BARAVALLE, Carlo
Nato il 21 genn. 1826 a Como, studiò a Milano e poi a Gorla Minore, dove fu allievo di Giuseppe Sirtori, ancora sacerdote. In seguito si iscrisse alla facoltà di giurisprudenza nell'università di Padova. Per aver partecipato a moti studenteschi nel 1848 fu arrestato e escluso da tutte le università dell'impero austriaco.
Seguitò comunque a studiare privatamente e si dedicò alla letteratura e alla satira in particolare, verso la quale lo portavano il suo carattere, l'educazione ricevuta e le vicende personali. Oltre a tradurre dal francese le satire del Boileau, ne compose egli stesso di argute e vivacissime, dall'ispirazione moralistica affine a quella del Parini, che gli valsero larga popolarità, sotto lo pseudonimo di Anastasio Buonsenso.
Esse furono pubblicate, spesso sfidando la censura austriaca per la massima parte in vari periodici nulanesi, come Il Pungolo illustrato, diretto da Leone Fortis, L'uomo di pietra, Cosmorama, Quel che si vede e non si vede, Solitudine.
Le prime satire in versi apparvero nel 1856 sul Pungolo: I Fannulloni, La Borsa, Le Odierne Magie.

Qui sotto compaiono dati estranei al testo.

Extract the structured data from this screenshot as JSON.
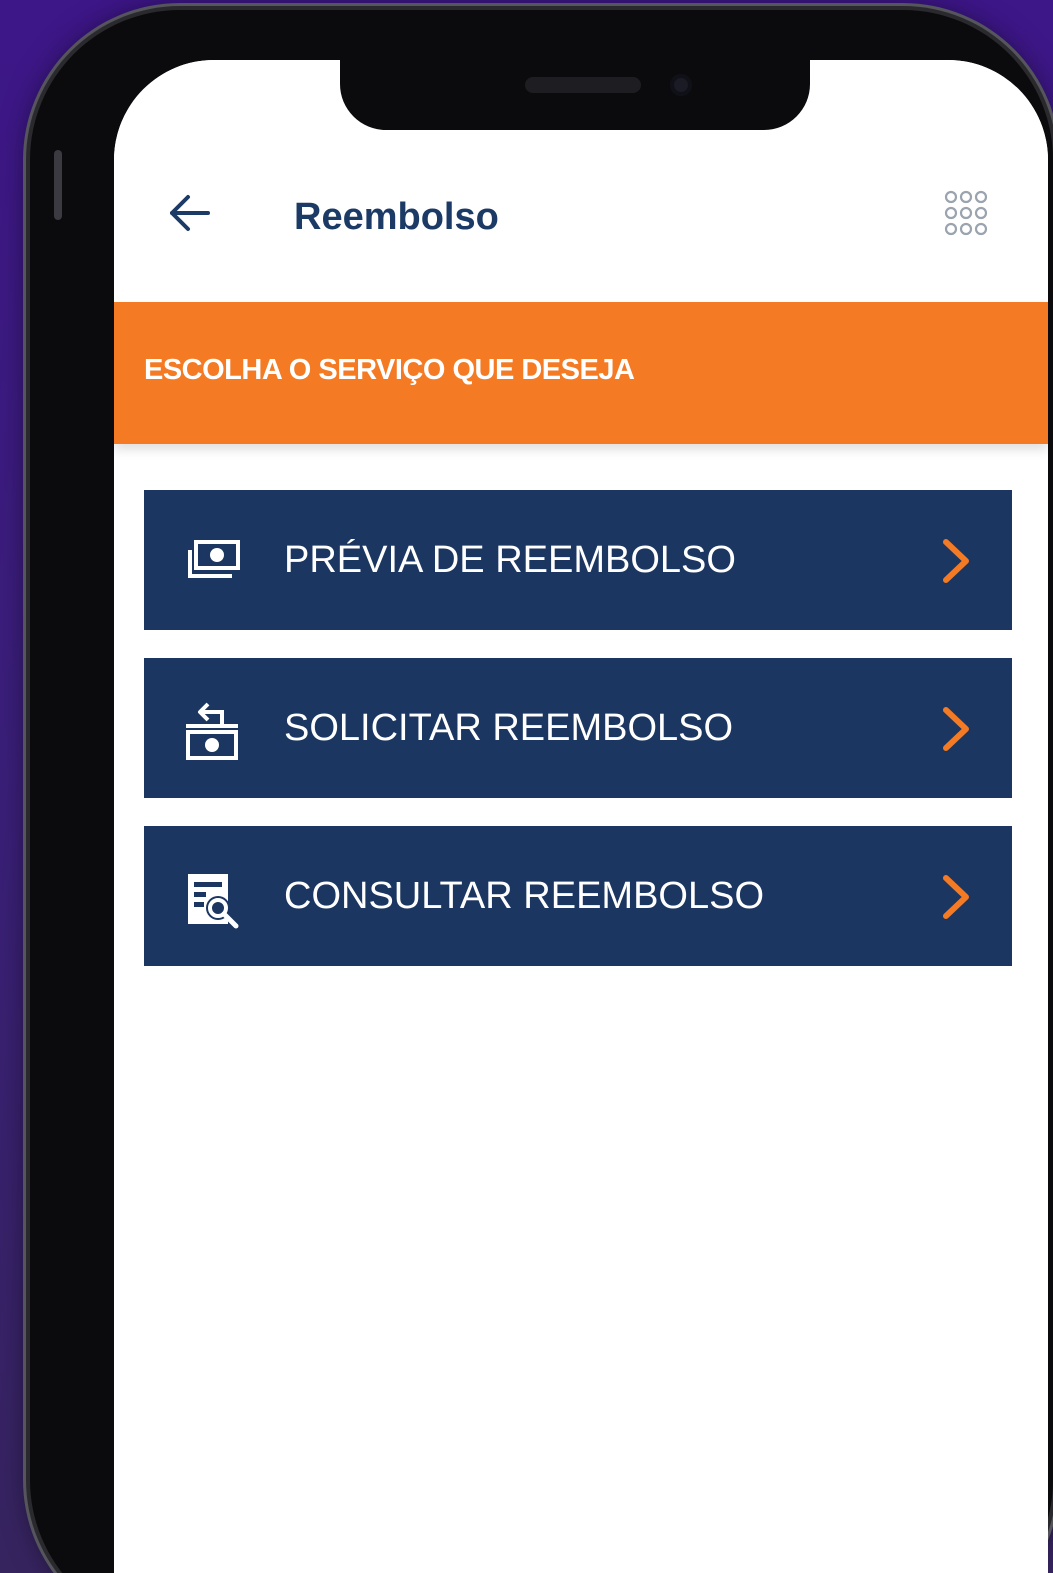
{
  "header": {
    "title": "Reembolso",
    "back_icon": "arrow-left-icon",
    "menu_icon": "grid-dots-icon"
  },
  "banner": {
    "text": "ESCOLHA O SERVIÇO QUE DESEJA",
    "color": "#f47a24"
  },
  "menu": {
    "items": [
      {
        "label": "PRÉVIA DE REEMBOLSO",
        "icon": "money-stack-icon"
      },
      {
        "label": "SOLICITAR REEMBOLSO",
        "icon": "money-return-icon"
      },
      {
        "label": "CONSULTAR REEMBOLSO",
        "icon": "document-search-icon"
      }
    ],
    "item_color": "#1b3660",
    "chevron_color": "#f47a24"
  },
  "colors": {
    "title": "#1c3a66",
    "background": "#3d1688"
  }
}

Seguirono nel 1857: La Mantenuta e Satire in versi; negli anni seguenti altre liriche moralistiche o patriottiche apparivano, oltre che sui periodici, su opuscoli e pubblicazíoni d'occasione, oggi introvabili. Solo talvolta il B. le raccoglieva in volume, come Cosette del core (Milano 1863) e Sonetti (Milano 1865).

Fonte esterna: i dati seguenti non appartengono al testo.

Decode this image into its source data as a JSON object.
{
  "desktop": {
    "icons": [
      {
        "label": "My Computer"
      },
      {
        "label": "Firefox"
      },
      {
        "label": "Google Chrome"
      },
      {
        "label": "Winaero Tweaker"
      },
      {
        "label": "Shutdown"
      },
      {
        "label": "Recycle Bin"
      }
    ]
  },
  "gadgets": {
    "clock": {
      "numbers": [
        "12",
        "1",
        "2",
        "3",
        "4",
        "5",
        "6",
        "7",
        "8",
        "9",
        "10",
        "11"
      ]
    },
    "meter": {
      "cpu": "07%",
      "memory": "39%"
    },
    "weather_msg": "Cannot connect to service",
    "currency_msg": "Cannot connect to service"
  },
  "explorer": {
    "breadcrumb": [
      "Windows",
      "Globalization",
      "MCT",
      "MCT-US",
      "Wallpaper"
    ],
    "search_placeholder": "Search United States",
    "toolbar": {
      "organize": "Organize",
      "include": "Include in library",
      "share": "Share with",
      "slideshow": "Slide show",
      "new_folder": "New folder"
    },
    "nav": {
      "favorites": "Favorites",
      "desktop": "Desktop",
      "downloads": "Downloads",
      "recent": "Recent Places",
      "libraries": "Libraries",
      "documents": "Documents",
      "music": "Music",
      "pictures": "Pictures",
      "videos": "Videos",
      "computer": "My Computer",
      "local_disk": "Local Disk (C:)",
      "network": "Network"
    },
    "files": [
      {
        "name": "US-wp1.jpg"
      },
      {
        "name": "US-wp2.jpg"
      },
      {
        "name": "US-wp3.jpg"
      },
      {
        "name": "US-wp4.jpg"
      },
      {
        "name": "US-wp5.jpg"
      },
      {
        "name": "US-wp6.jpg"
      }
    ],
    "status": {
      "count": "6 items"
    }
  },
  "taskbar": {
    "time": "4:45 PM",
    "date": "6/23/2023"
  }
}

In esse quasi sempre l'ispirazione educativa e politica prevale, a danno della finitezza formale; le sue doti di verseggiatore arguto sono soffocate in una produzione disorganica e frettolosa, spesso improvvisata. La letteratura cessò ben presto di essere la sua sola occupazione, poiché, dopo la liberazione della Lombardia, T. Mamiani, ministro della Pubblica Istruzione, gli offrì la cattedra di letteratura nei licei di stato.
Il B. insegnò a Milano in vari licei (quindicianni al Beccaria), all'Accademia di lettere e scienze, al politecnico, alla scuola agraria e in collegi privati: dovunque svolse un'apprezzata attività di educatore. Per due anni fu anche consigliere comunale e assessore per l'istruzione superiore, ma rifiutò poi di essere rieletto, per non transigere coi propri princìpi, schiettamente democratici e anticlericali.
Dopo un periodo di relativo silenzio, dovuto a queste molteplici occupazioni, tornò all'attività poetica, con Una parabola (1874), Un'ora serena (1877), La leggenda della pellagrosa (1878), La leggenda del maestro rurale (1879), Capricci satirici (1882), Fioretti educativi di un vecchio maestro (1891), composizioni in versi apparse a Milano su giornali o in opuscoli.
In queste opere, ancora di tono educativo sociale, ma spesso di stanca ispirazione, avvertiamo il suo carattere integro, nemico di ogni ipocrisia, piuttosto incline alla solitudine e diffidente verso gli aspetti moderni della società.
Nel 1896 si era ritirato dall'insegnamento ufficiale; continuò la sua opera solo in qualche collegio femminile fino alla morte, avvenuta l'11 febbr. 1900 a Milano.
Della sua dispersa produzione, gran parte fu raccolta da L. Corio (direttore del periodico milanese La famiglia e la scuola al quale, nel 1876, il B. aveva collaborato) nel volume Pagine sparse, da lui pubblicato, con altri, a Milano nel 1903.
Bibl.: A. De Gubernatis, Diz. biogr. degli scrittori contemporanei, Firenze 1879, pp. 94-95; F. Cameroni, C. B. educatore e scrittore, in La Vita internazionale, VI (1903), p. 339; Pagine sparse di C. B., a cura di T. Massarani, L. Corio e G. Weiss, Milano 1903 (cfr. la prefazione Cenni critico-biografici, alle pp. I-LIX); T. Massarani, Anastasio Bonsenso, in Nuova Antologia,16 febbr. 1903; B. Croce, La letteratura della nuova Italia, V, Bari 1950, pp. 215 s.; Diz. del Risorgimento Naz., II, p. 169; Enciclop. Ital., VI, p. 111.